ゆめは軽く吹き飛ばされ、その衝撃で舌を噛んでしまう。
「お姉様ひどい……舌噛んだ……」
「捏造しないでくれるかしら」
痛がるゆめをよそにももかは、厳しい顔をしている。
「そちらも大変ですね……」
フウは二人のリアクション茶番に、そこまでするかと若干引き気味であった。
やみが、そんなフウの肩を叩く。
「にぱにぱ。気にしないで。いつも通りだよ」
やみは、彼女にとっていつも見慣れた光景に、にこにこと笑っていた。
「そうなのね……」
それでもフウは、若干引いたままであった。
そこへりんたが、「よく聞いておけ」と言わんばかりに抑揚をつけてこう言ってくる。
「お前ら静かにしろ。騒がしいぞ。これからリオレットが大事な話をするそうだ。気がついたらいた、この地のことやあいつらのことも分かるかもしれない」
ゆめとももかは、お互いに向いていた意識を彼の方に向ける。
「お姉様、りんたどうしたんだろうね」
「いつも通りだと思うけど」
「さぁさぁ、みんな座ってー」
リオレットは麦茶の入ったお菓子を並べ、その場のにいる皆に届くよう声をかける。
皆は、何事もなくすぐに席についた。
それを見るとリオレットもイスに座り、ゆっくりと深呼吸をする。話すのに勇気がいる事なのか、どこか落ち着かない様子だ。
それを見たスイレンは立ち上がり、やみ、りんた、ゆめ、ももかの方を向いて深々と会釈をする。

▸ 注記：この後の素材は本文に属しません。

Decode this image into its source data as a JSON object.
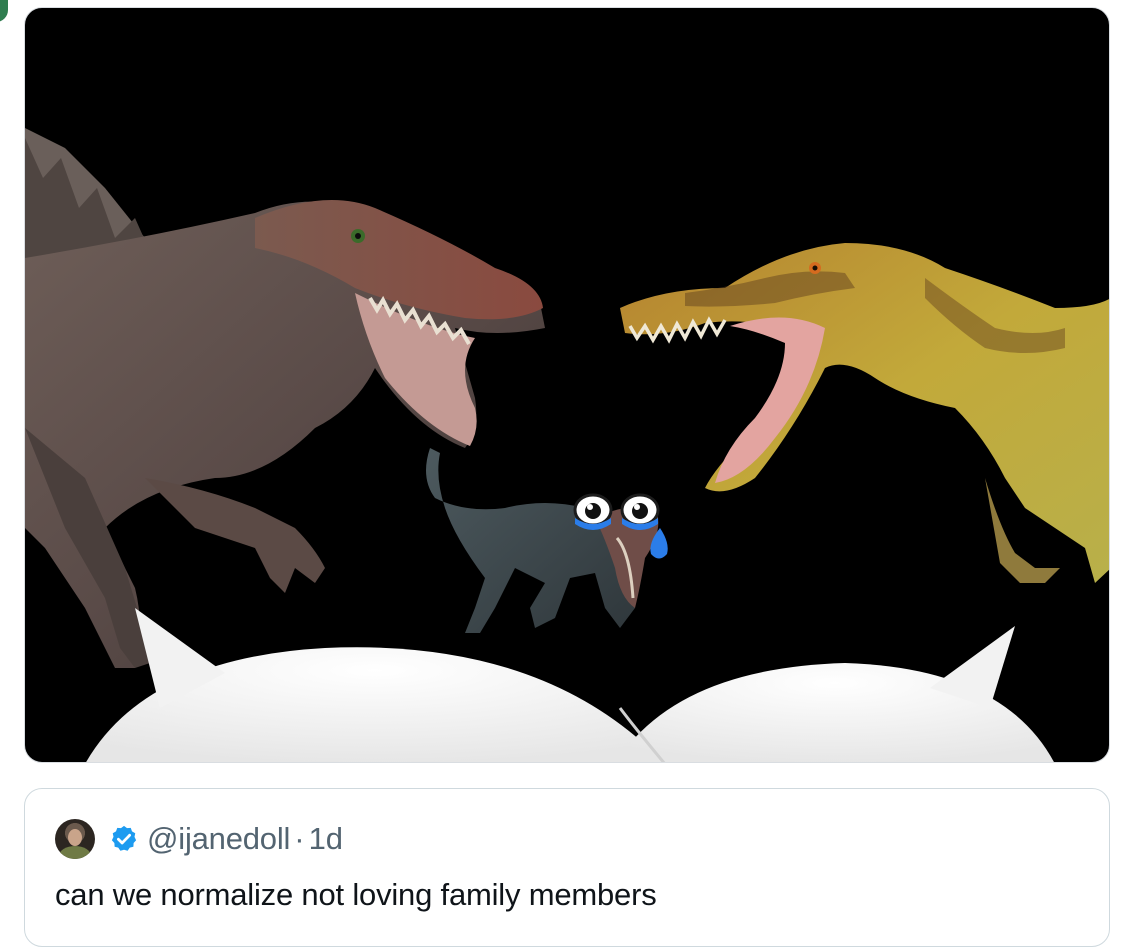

「マスターは、今からするお話をされるのにとても勇気がいります。それは、この理想郷では大っぴらに話せぬこと。いわば、この理想郷においては、知られ、広められてはならない禁忌事項。もしもこの話が、闇咲邸の悪魔達の耳につけば、彼らの手によって、貴方達も闇に葬り去られるでしょう。そのくらいの事なのです。貴方達が単なる、この理想郷に迷いこんだだけの者なら、マスターもお話などされないはずです。今から話されることは、どうか心の内に留めておいてください。私たちからのお願いであります」
スイレンは、礼をして締める。フウ、メイル、ヒスイも続けて礼をした。